Jornada 11. El final del principio III (XI)


-Pero capitana –comenzó a quejarse Ortiz.

-No hay peros –le interrumpió Mara- ¿Qué les pasará a las personas que están aquí si vuelven los zombies? ¿Quiere dejarles a su merced? ¿Qué clase de personas seriamos?

-Entonces, ¿tomará el mando de la base? –preguntó con cierta esperanza en su voz Ortiz.

-Eso sería una locura –respondió Mara-, sería poner una diana a la base. No, no puedo quedarme aquí y poner en peligro a la gente que vive aquí. Creo que cuando el sargento desaparezca esta base ganará mucho y no tendrá más problemas.

-¿Y si viene alguien preguntando por él?

-Murió a manos de los zombies durante una patrulla rutinaria –dijo sombríamente Mara mientras miraba al sargento que le devolvía la mirada con cierto terror-, así nadie le buscará y creerán que está muerto realmente.

Poco después el sargento era arrastrado fuera de las celdas y a un edificio que servía de garaje para la base que en esos momentos se encontraba desierto. Por el camino nadie les prestó mucha atención, dado que era frecuente el ver a soldados cargar con todo tipo de cosas, y nadie conocía a Mara, por lo que las únicas interrupciones que sufrieron fueron las de algunas personas que se cruzaron saludando al sacerdote.

Cuando entraron en el garaje Sam señaló varios vehículos.

-Vehículos propulsados por un motor híbrido, cortesía de mi jefe; silenciosos, potentes, y casi no requieren gasolina gracias a sus cargadores solares y de recuperación de energía.

-¿Únicos en el mundo? –preguntó con cierta curiosidad Mara.

-Prototipos, los japoneses están todavía una década por detrás de conseguirlos –dijo Sam orgullosa–. Mi jefe es… era un genio.

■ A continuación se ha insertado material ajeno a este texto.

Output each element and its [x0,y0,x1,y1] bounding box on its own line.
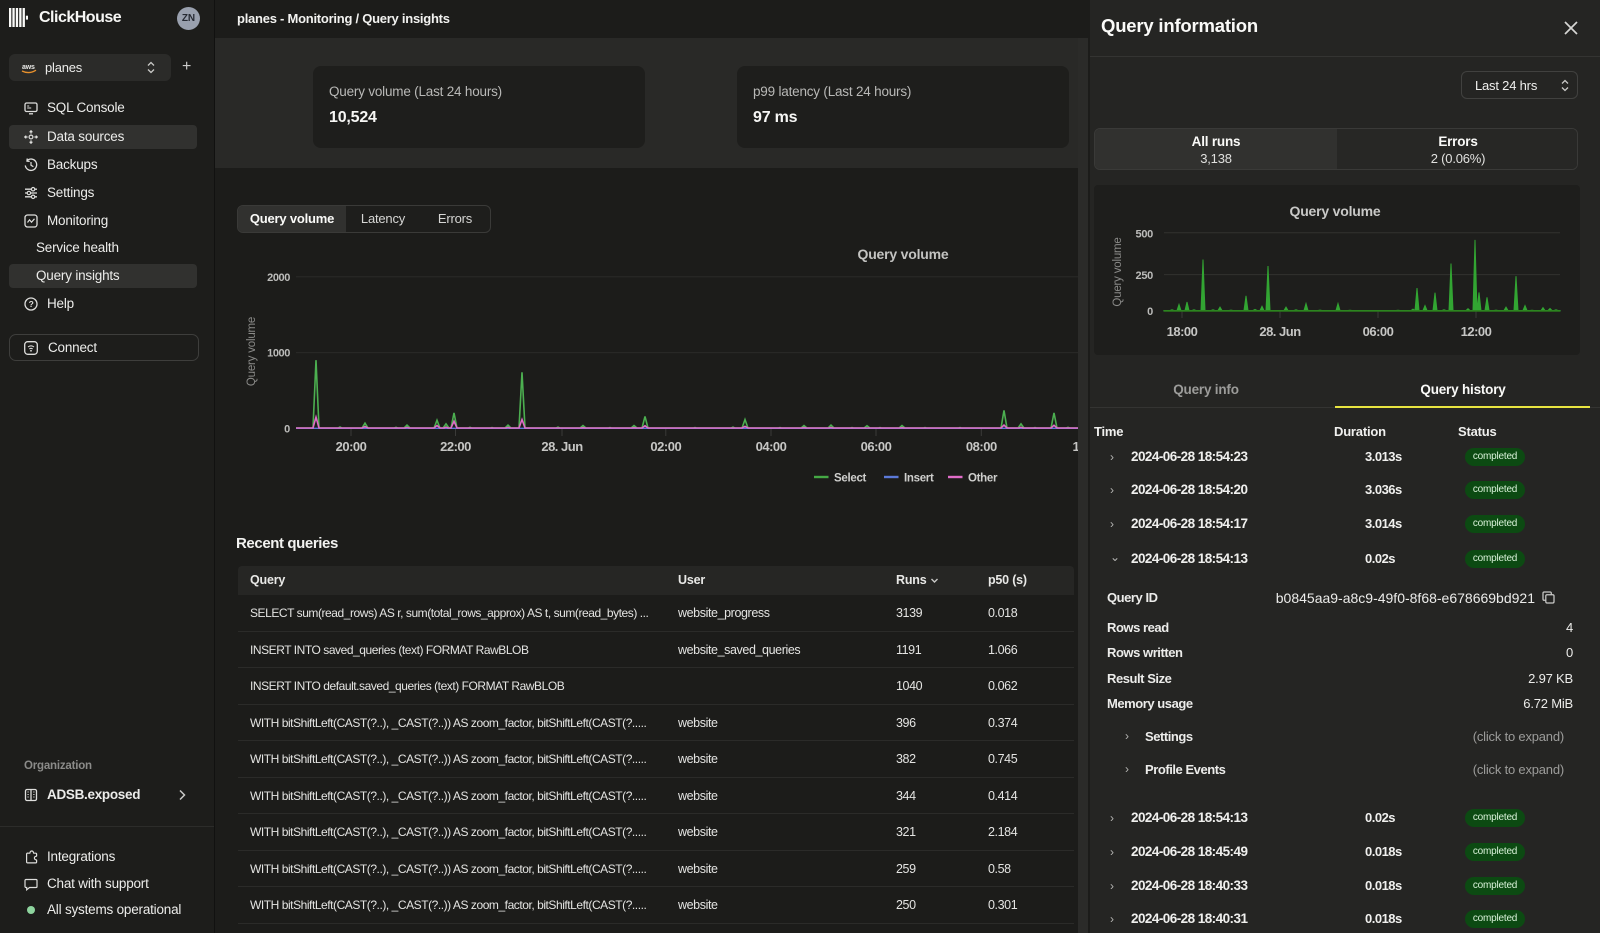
svg-text:Select: Select [834,473,867,485]
svg-text:06:00: 06:00 [861,439,892,454]
svg-text:Query volume: Query volume [246,317,258,386]
svg-text:aws: aws [22,64,35,71]
svg-text:12:00: 12:00 [1461,324,1492,339]
svg-text:Query volume: Query volume [1290,203,1381,219]
svg-text:02:00: 02:00 [650,439,681,454]
svg-text:Query volume: Query volume [858,246,949,262]
svg-text:28. Jun: 28. Jun [1259,324,1301,339]
svg-text:Query volume: Query volume [1112,237,1124,306]
svg-text:08:00: 08:00 [966,439,997,454]
svg-text:06:00: 06:00 [1363,324,1394,339]
svg-text:0: 0 [1147,306,1153,318]
svg-text:Other: Other [968,473,998,485]
svg-text:18:00: 18:00 [1167,324,1198,339]
svg-text:?: ? [29,298,34,308]
svg-text:04:00: 04:00 [756,439,787,454]
svg-text:250: 250 [1136,270,1154,282]
svg-text:20:00: 20:00 [336,439,367,454]
svg-text:0: 0 [284,424,290,436]
svg-text:500: 500 [1136,229,1154,241]
svg-text:Insert: Insert [904,473,934,485]
svg-text:22:00: 22:00 [440,439,471,454]
svg-text:28. Jun: 28. Jun [541,439,583,454]
svg-text:2000: 2000 [267,272,290,284]
svg-text:1000: 1000 [267,348,290,360]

-Bien, hay que cargar uno de los vehículos rápidamente –dijo Mara con voz autoritaria-. No hay que correr riesgos y arriesgarnos más de la cuenta.

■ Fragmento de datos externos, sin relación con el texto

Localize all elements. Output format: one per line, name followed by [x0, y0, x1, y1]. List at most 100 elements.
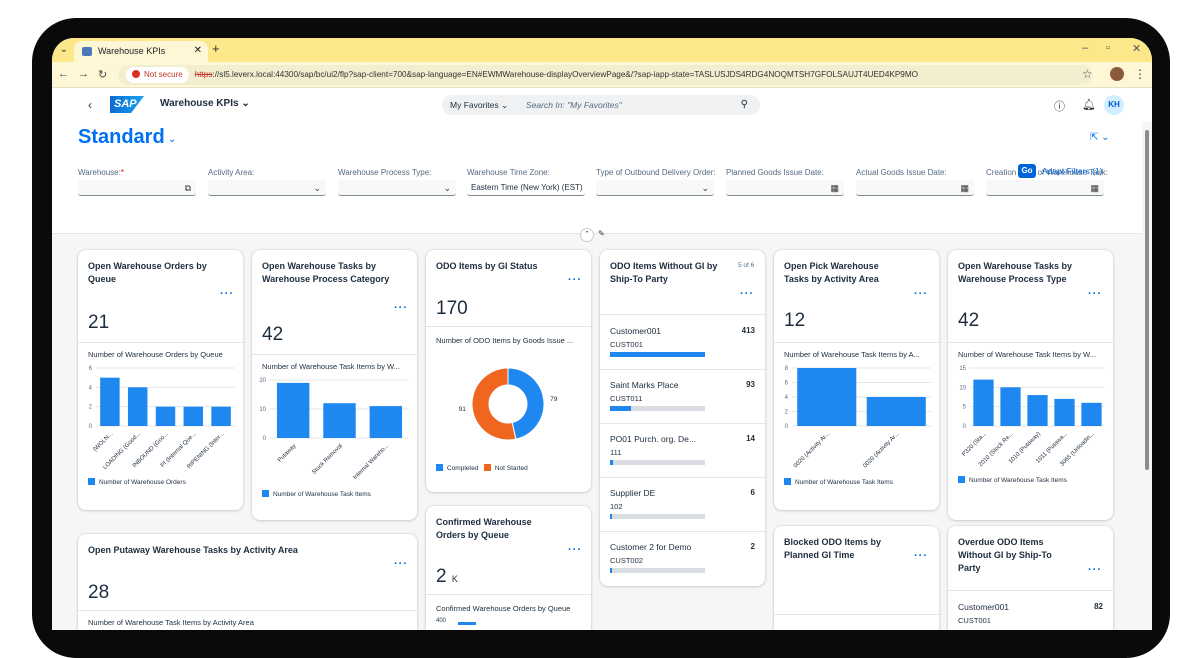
kpi-value: 170: [436, 298, 468, 319]
user-avatar[interactable]: KH: [1104, 95, 1124, 115]
activity-area-select[interactable]: ⌄: [208, 180, 326, 196]
actual-gi-date-picker[interactable]: ▦: [856, 180, 974, 196]
card-open-wo-by-queue[interactable]: Open Warehouse Orders by Queue ··· 21 Nu…: [78, 250, 243, 510]
page-scrollbar[interactable]: [1142, 122, 1152, 630]
search-icon[interactable]: ⚲: [741, 95, 748, 115]
x-tick-label: 0020 (Activity Ar...: [793, 431, 831, 469]
variant-title[interactable]: Standard: [78, 126, 165, 149]
legend-swatch: [784, 478, 791, 485]
donut-chart: 79 91: [459, 367, 558, 441]
list-item-bar: [610, 460, 705, 465]
search-scope-label: My Favorites: [450, 100, 499, 110]
value-help-icon[interactable]: ⧉: [185, 180, 191, 196]
close-window-icon[interactable]: ✕: [1132, 42, 1141, 55]
x-tick-label: 0020 (Activity Ar...: [862, 431, 900, 469]
forward-arrow-icon[interactable]: →: [78, 68, 89, 80]
card-open-putaway-wt-by-activity-area[interactable]: Open Putaway Warehouse Tasks by Activity…: [78, 534, 417, 630]
card-odo-items-by-gi-status[interactable]: ODO Items by GI Status ··· 170 Number of…: [426, 250, 591, 492]
notification-bell-icon[interactable]: 🔔︎: [1082, 98, 1096, 111]
bookmark-star-icon[interactable]: ☆: [1082, 67, 1093, 81]
list-item[interactable]: Supplier DE 6 102: [600, 478, 765, 532]
card-overdue-odo-without-gi[interactable]: Overdue ODO Items Without GI by Ship-To …: [948, 526, 1113, 630]
legend-label: Number of Warehouse Task Items: [273, 491, 371, 498]
new-tab-icon[interactable]: +: [212, 42, 220, 56]
pin-header-icon[interactable]: ✎: [598, 229, 605, 238]
calendar-icon[interactable]: ▦: [830, 180, 839, 196]
close-tab-icon[interactable]: ✕: [194, 45, 202, 56]
kpi-value: 42: [262, 324, 284, 345]
list-item[interactable]: PO01 Purch. org. De... 14 111: [600, 424, 765, 478]
card-title: Open Warehouse Tasks by Warehouse Proces…: [958, 261, 1073, 284]
process-type-select[interactable]: ⌄: [338, 180, 456, 196]
list-item-id: CUST011: [610, 394, 643, 403]
browser-menu-icon[interactable]: ⋮: [1134, 67, 1146, 81]
card-open-pick-wt-by-activity-area[interactable]: Open Pick Warehouse Tasks by Activity Ar…: [774, 250, 939, 510]
back-arrow-icon[interactable]: ←: [58, 68, 69, 80]
more-icon[interactable]: ···: [740, 288, 754, 300]
y-tick-label: 15: [959, 366, 966, 372]
more-icon[interactable]: ···: [914, 288, 928, 300]
card-title: ODO Items Without GI by Ship-To Party: [610, 261, 718, 284]
collapse-header-icon[interactable]: ⌃: [580, 228, 594, 242]
restore-icon[interactable]: ▫: [1106, 42, 1110, 54]
chevron-down-icon: ⌄: [443, 183, 451, 193]
list-item-value: 2: [750, 542, 755, 551]
filter-label-warehouse: Warehouse:*: [78, 168, 124, 177]
task-creation-date-picker[interactable]: ▦: [986, 180, 1104, 196]
shell-search[interactable]: My Favorites ⌄ Search In: "My Favorites"…: [442, 95, 760, 115]
sap-logo[interactable]: SAP: [110, 96, 144, 113]
delivery-type-select[interactable]: ⌄: [596, 180, 714, 196]
tab-list-icon[interactable]: ⌄: [56, 42, 72, 58]
card-title: Open Warehouse Tasks by Warehouse Proces…: [262, 261, 390, 284]
list-item-id: CUST001: [610, 340, 643, 349]
card-open-wt-by-process-category[interactable]: Open Warehouse Tasks by Warehouse Proces…: [252, 250, 417, 520]
more-icon[interactable]: ···: [394, 302, 408, 314]
more-icon[interactable]: ···: [568, 274, 582, 286]
y-tick-label: 0: [963, 424, 967, 430]
more-icon[interactable]: ···: [394, 558, 408, 570]
go-button[interactable]: Go: [1018, 164, 1036, 178]
adapt-filters-button[interactable]: Adapt Filters (1): [1042, 166, 1102, 176]
shell-back-icon[interactable]: ‹: [88, 98, 92, 112]
list-item-name[interactable]: Customer001: [958, 602, 1009, 612]
warehouse-input[interactable]: ⧉: [78, 180, 196, 196]
calendar-icon[interactable]: ▦: [960, 180, 969, 196]
list-item[interactable]: Customer 2 for Demo 2 CUST002: [600, 532, 765, 586]
planned-gi-date-picker[interactable]: ▦: [726, 180, 844, 196]
list-item-name: Saint Marks Place: [610, 380, 679, 390]
calendar-icon[interactable]: ▦: [1090, 180, 1099, 196]
browser-tab[interactable]: Warehouse KPIs ✕: [74, 41, 208, 62]
chart-subtitle: Number of Warehouse Orders by Queue: [88, 350, 223, 359]
list-item-bar: [610, 568, 705, 573]
legend-label: Number of Warehouse Orders: [99, 479, 186, 486]
app-title-menu[interactable]: Warehouse KPIs ⌄: [160, 98, 250, 109]
reload-icon[interactable]: ↻: [98, 68, 107, 81]
variant-chevron-icon[interactable]: ⌄: [168, 134, 176, 145]
card-odo-without-gi-by-ship-to[interactable]: ODO Items Without GI by Ship-To Party 5 …: [600, 250, 765, 586]
list-item[interactable]: Saint Marks Place 93 CUST011: [600, 370, 765, 424]
list-item[interactable]: Customer001 413 CUST001: [600, 316, 765, 370]
search-scope-select[interactable]: My Favorites ⌄: [450, 95, 508, 115]
more-icon[interactable]: ···: [1088, 288, 1102, 300]
profile-icon[interactable]: [1110, 67, 1124, 81]
chart-subtitle: Number of Warehouse Task Items by W...: [262, 362, 400, 371]
chart-legend: Number of Warehouse Task Items: [958, 476, 1067, 484]
address-bar[interactable]: Not secure https://sl5.leverx.local:44300…: [118, 65, 1092, 85]
scrollbar-thumb[interactable]: [1145, 130, 1149, 470]
more-icon[interactable]: ···: [220, 288, 234, 300]
card-blocked-odo-by-planned-gi-time[interactable]: Blocked ODO Items by Planned GI Time ···: [774, 526, 939, 630]
filter-label-process-type: Warehouse Process Type:: [338, 168, 432, 177]
bar: [155, 406, 176, 426]
bar: [100, 377, 120, 426]
time-zone-select[interactable]: Eastern Time (New York) (EST): [467, 180, 585, 196]
share-icon[interactable]: ⇱ ⌄: [1090, 132, 1110, 143]
card-open-wt-by-process-type[interactable]: Open Warehouse Tasks by Warehouse Proces…: [948, 250, 1113, 520]
help-icon[interactable]: ⓘ: [1054, 98, 1065, 114]
more-icon[interactable]: ···: [1088, 564, 1102, 576]
minimize-icon[interactable]: –: [1082, 42, 1088, 54]
more-icon[interactable]: ···: [914, 550, 928, 562]
card-title: Open Putaway Warehouse Tasks by Activity…: [88, 545, 298, 555]
more-icon[interactable]: ···: [568, 544, 582, 556]
card-confirmed-wo-by-queue[interactable]: Confirmed Warehouse Orders by Queue ··· …: [426, 506, 591, 630]
not-secure-badge[interactable]: Not secure: [126, 67, 189, 83]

Mientras los soldados comenzaban a moverse el padre Xavier se llevó aparte a Mara.

-¿Realmente tienes intención de torturar a ese hombre y provocarle… dolor? –preguntó en voz baja el sacerdote.

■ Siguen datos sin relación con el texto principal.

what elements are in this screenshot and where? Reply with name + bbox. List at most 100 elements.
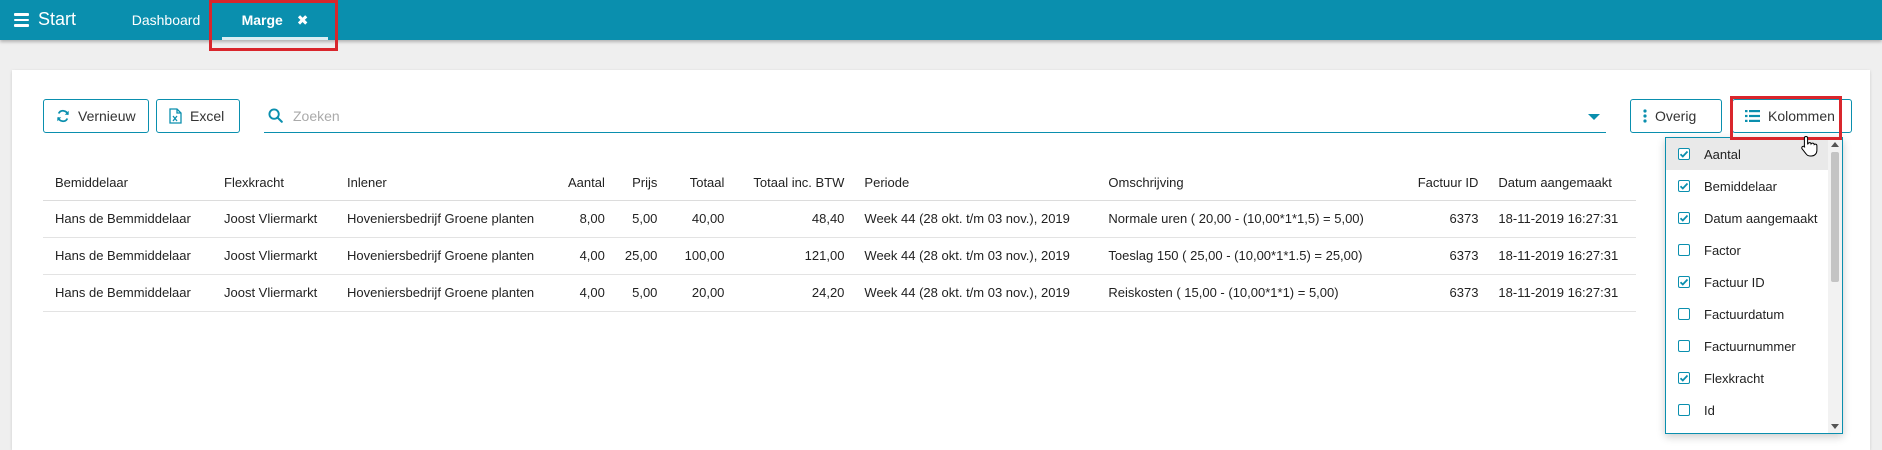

-Ellos han hecho cosas peores –contestó irritada Mara-. Han matado a miles de personas sin miramientos. Y mire lo que le hicieron a esta base simplemente para poder matarme. No se detendrán ante nada salvo que les paremos. Y si para eso debo acabar en el infierno, sea pues. No creo que haya mejor excusa que la vida de otros para sacrificar la de uno mismo.